Paul Krugman has launched a determined ideological campaign for the return of the ideas of John Maynard Keynes as the best and most effective framework, for both economic theory and policy, to address the rapidly spreading global financial and economic crisis. For public policy this campaign implies “very significant” public investments in jobs, income, infrastructure, education. By significant is meant surpassing in size, per year, – if you want to return to something greater than zero growth – the expected contraction in the economy from Dec, 2007, the official start of the current Recession, until it ends. The forecasters with the most accurate record in this crisis expect a 4-6 percent contraction lasting 5-6 additional fiscal quarters. The number of economists predicting double-digit official unemployment rates is swelling. Nonetheless, one should be cautious interpreting any forecasted numbers…economic forecasting is no less difficult or uncertain than weather forecasting.
Paul Krugman’s Ideological Campaign for the Return of “Depression Economics,” John Case, Political Affairs Magazine
It all seems so long ago, but there was a particularly surreal moment in the Presidential campaign when McCain (via his minions) began accusing Obama of being a socialist. Seemingly out of nowhere a friend asked me to define socialism, and it took me a bit before I could come up a more or less standard definition: “democratic ownership of the means of production.”

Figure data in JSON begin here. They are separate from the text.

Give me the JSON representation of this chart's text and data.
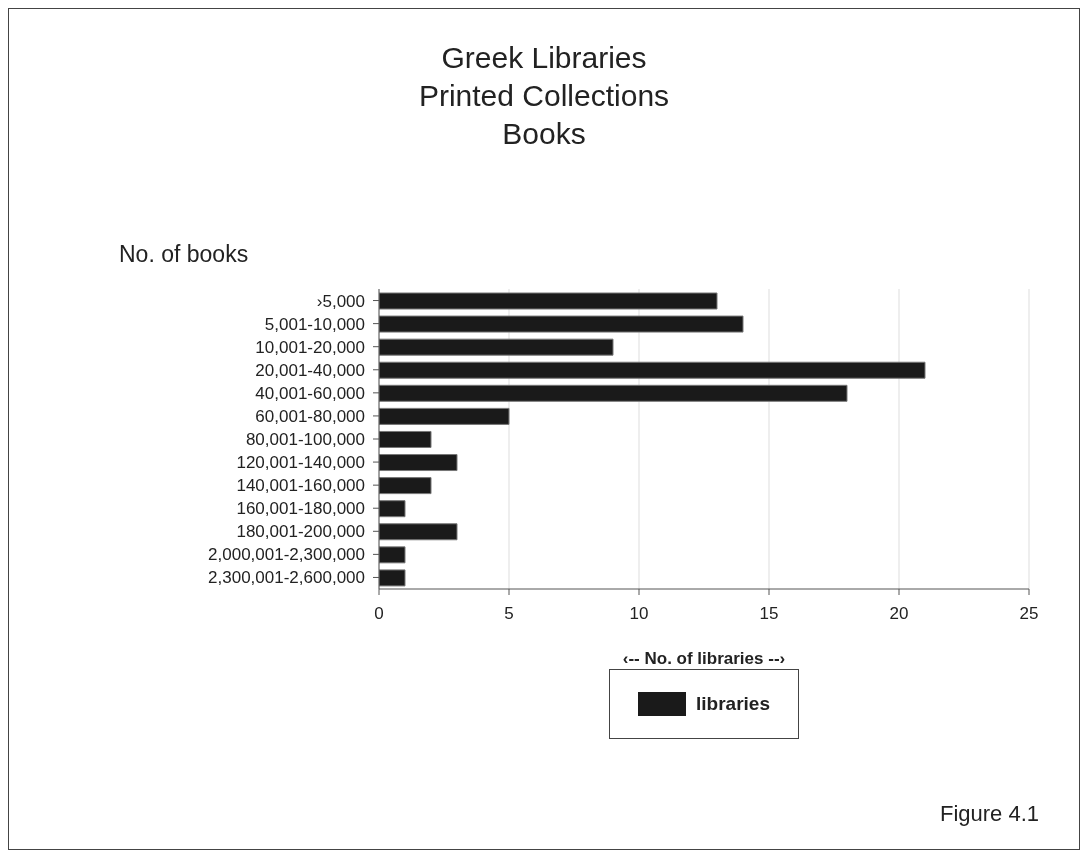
{
  "chart_data": {
    "type": "bar",
    "orientation": "horizontal",
    "title": "Greek Libraries\nPrinted Collections\nBooks",
    "ylabel": "No. of books",
    "xlabel": "‹-- No. of libraries --›",
    "categories": [
      "›5,000",
      "5,001-10,000",
      "10,001-20,000",
      "20,001-40,000",
      "40,001-60,000",
      "60,001-80,000",
      "80,001-100,000",
      "120,001-140,000",
      "140,001-160,000",
      "160,001-180,000",
      "180,001-200,000",
      "2,000,001-2,300,000",
      "2,300,001-2,600,000"
    ],
    "series": [
      {
        "name": "libraries",
        "color": "#1a1a1a",
        "values": [
          13,
          14,
          9,
          21,
          18,
          5,
          2,
          3,
          2,
          1,
          3,
          1,
          1
        ]
      }
    ],
    "xlim": [
      0,
      25
    ],
    "xticks": [
      0,
      5,
      10,
      15,
      20,
      25
    ],
    "grid": "x",
    "legend": "bottom",
    "annotations": [
      "Figure 4.1"
    ]
  }
}
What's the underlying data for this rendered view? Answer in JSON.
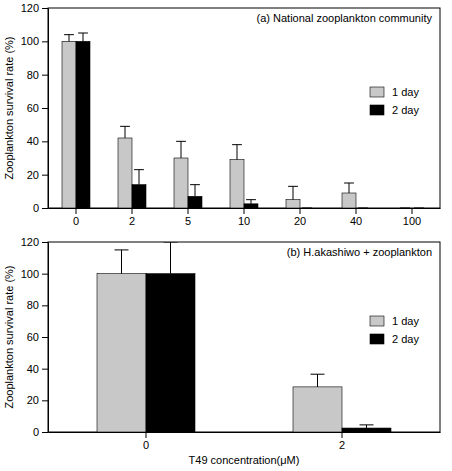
{
  "chart_data": [
    {
      "type": "bar",
      "title": "(a) National zooplankton community",
      "categories": [
        "0",
        "2",
        "5",
        "10",
        "20",
        "40",
        "100"
      ],
      "y_label": "Zooplankton survival rate (%)",
      "series": [
        {
          "name": "1 day",
          "color": "#c8c8c8",
          "values": [
            100,
            42,
            30,
            29,
            5,
            9,
            0
          ],
          "errors": [
            4,
            7,
            10,
            9,
            8,
            6,
            0
          ]
        },
        {
          "name": "2 day",
          "color": "#000000",
          "values": [
            100,
            14,
            7,
            2.5,
            0,
            0,
            0
          ],
          "errors": [
            5,
            9,
            7,
            2.5,
            0,
            0,
            0
          ]
        }
      ],
      "ylim": [
        0,
        120
      ],
      "yticks": [
        0,
        20,
        40,
        60,
        80,
        100,
        120
      ],
      "legend": "right"
    },
    {
      "type": "bar",
      "title": "(b) H.akashiwo + zooplankton",
      "categories": [
        "0",
        "2"
      ],
      "x_label": "T49 concentration(μM)",
      "y_label": "Zooplankton survival rate (%)",
      "series": [
        {
          "name": "1 day",
          "color": "#c8c8c8",
          "values": [
            100,
            28.5
          ],
          "errors": [
            15,
            8
          ]
        },
        {
          "name": "2 day",
          "color": "#000000",
          "values": [
            100,
            2.5
          ],
          "errors": [
            20,
            2
          ]
        }
      ],
      "ylim": [
        0,
        120
      ],
      "yticks": [
        0,
        20,
        40,
        60,
        80,
        100,
        120
      ],
      "legend": "right"
    }
  ]
}
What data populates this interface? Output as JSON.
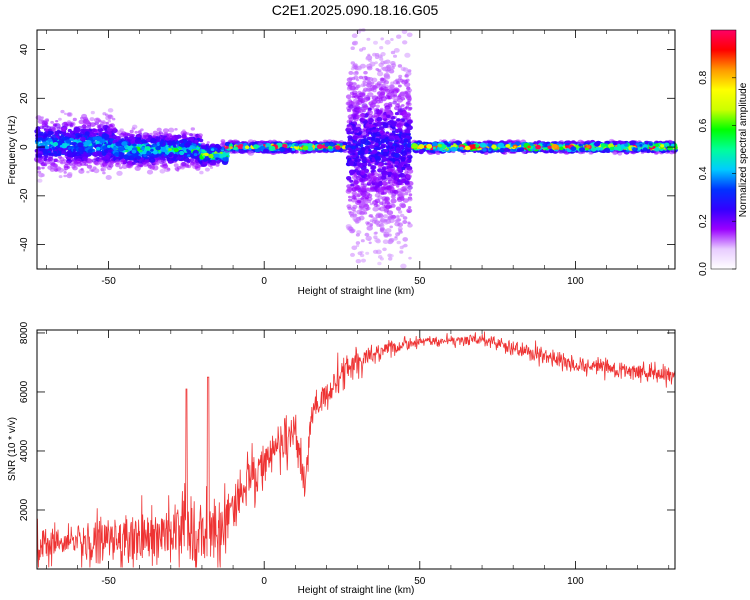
{
  "figure": {
    "title": "C2E1.2025.090.18.16.G05"
  },
  "chart_data": [
    {
      "type": "heatmap",
      "xlabel": "Height of straight line (km)",
      "ylabel": "Frequency (Hz)",
      "xlim": [
        -73,
        132
      ],
      "ylim": [
        -50,
        48
      ],
      "x_ticks": [
        -50,
        0,
        50,
        100
      ],
      "y_ticks": [
        -40,
        -20,
        0,
        20,
        40
      ],
      "grid": false,
      "colorbar": {
        "label": "Normalized spectral amplitude",
        "range": [
          0,
          1
        ],
        "ticks": [
          0.0,
          0.2,
          0.4,
          0.6,
          0.8
        ],
        "colors": [
          "#ffffff",
          "#e8ccff",
          "#9a00ff",
          "#3300ff",
          "#0033ff",
          "#00ccff",
          "#00ff99",
          "#00ff00",
          "#ccff00",
          "#ffff00",
          "#ff9900",
          "#ff0000",
          "#ff0066"
        ]
      },
      "segments": [
        {
          "x": [
            -73,
            -48
          ],
          "center_hz": 1,
          "spread_hz": 12,
          "amplitude": 0.35
        },
        {
          "x": [
            -48,
            -20
          ],
          "center_hz": -1,
          "spread_hz": 8,
          "amplitude": 0.45
        },
        {
          "x": [
            -20,
            -12
          ],
          "center_hz": -3,
          "spread_hz": 5,
          "amplitude": 0.6
        },
        {
          "x": [
            -12,
            26
          ],
          "center_hz": 0,
          "spread_hz": 2,
          "amplitude": 0.75
        },
        {
          "x": [
            27,
            47
          ],
          "center_hz": 0,
          "spread_hz": 45,
          "amplitude": 0.2
        },
        {
          "x": [
            48,
            132
          ],
          "center_hz": 0,
          "spread_hz": 2,
          "amplitude": 0.85
        }
      ]
    },
    {
      "type": "line",
      "xlabel": "Height of straight line (km)",
      "ylabel": "SNR (10 * v/v)",
      "xlim": [
        -73,
        132
      ],
      "ylim": [
        0,
        8100
      ],
      "x_ticks": [
        -50,
        0,
        50,
        100
      ],
      "y_ticks": [
        2000,
        4000,
        6000,
        8000
      ],
      "grid": false,
      "series": [
        {
          "color": "#ee3333",
          "x": [
            -73,
            -60,
            -50,
            -40,
            -30,
            -20,
            -15,
            -10,
            -5,
            0,
            5,
            10,
            13,
            15,
            20,
            25,
            30,
            35,
            40,
            50,
            60,
            70,
            80,
            90,
            100,
            110,
            120,
            132
          ],
          "y": [
            800,
            900,
            1000,
            1100,
            1300,
            1200,
            1400,
            2200,
            3000,
            3500,
            4200,
            4800,
            2700,
            5200,
            6000,
            6600,
            7000,
            7300,
            7500,
            7700,
            7750,
            7800,
            7500,
            7200,
            6900,
            6800,
            6700,
            6600
          ],
          "noise": [
            600,
            600,
            650,
            800,
            1000,
            1100,
            1000,
            800,
            700,
            650,
            600,
            550,
            500,
            500,
            450,
            400,
            300,
            250,
            200,
            150,
            150,
            180,
            200,
            220,
            220,
            220,
            220,
            220
          ]
        }
      ],
      "annotations": [
        {
          "x": -25,
          "y": 6100
        },
        {
          "x": -18,
          "y": 6500
        }
      ]
    }
  ]
}
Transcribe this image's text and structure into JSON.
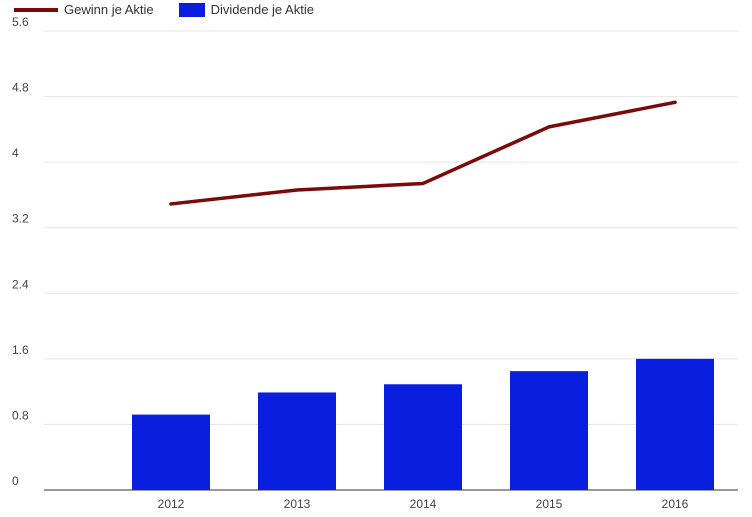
{
  "chart_data": {
    "type": "bar",
    "categories": [
      "2012",
      "2013",
      "2014",
      "2015",
      "2016"
    ],
    "series": [
      {
        "name": "Dividende je Aktie",
        "type": "bar",
        "color": "#0a1ee0",
        "values": [
          0.92,
          1.19,
          1.29,
          1.45,
          1.6
        ]
      },
      {
        "name": "Gewinn je Aktie",
        "type": "line",
        "color": "#7b0a0a",
        "values": [
          3.49,
          3.66,
          3.74,
          4.43,
          4.73
        ]
      }
    ],
    "yticks": [
      "0",
      "0.8",
      "1.6",
      "2.4",
      "3.2",
      "4",
      "4.8",
      "5.6"
    ],
    "ylim": [
      0,
      5.6
    ],
    "grid": true,
    "legend_position": "top-left"
  }
}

That’s a very rough definition, and it’s more than a little revisionist in terminology if not in intent. Socialist were certainly more democratic in spirit than, say, Communists, but they did not always put it that way. In any case, it’s got me thinking about how much public economic discourse might change in the post-market era.
Cesear Chavez advocates “Socialism for the 21st Century,” of course, and in England they have never been shy about the need to nationalize banks, given the current crisis. I can’t see the development of a New American Socialist Party, but it would be great if the old Cold War fears didn’t block the debate over the need for investment in infrastructure and national health care.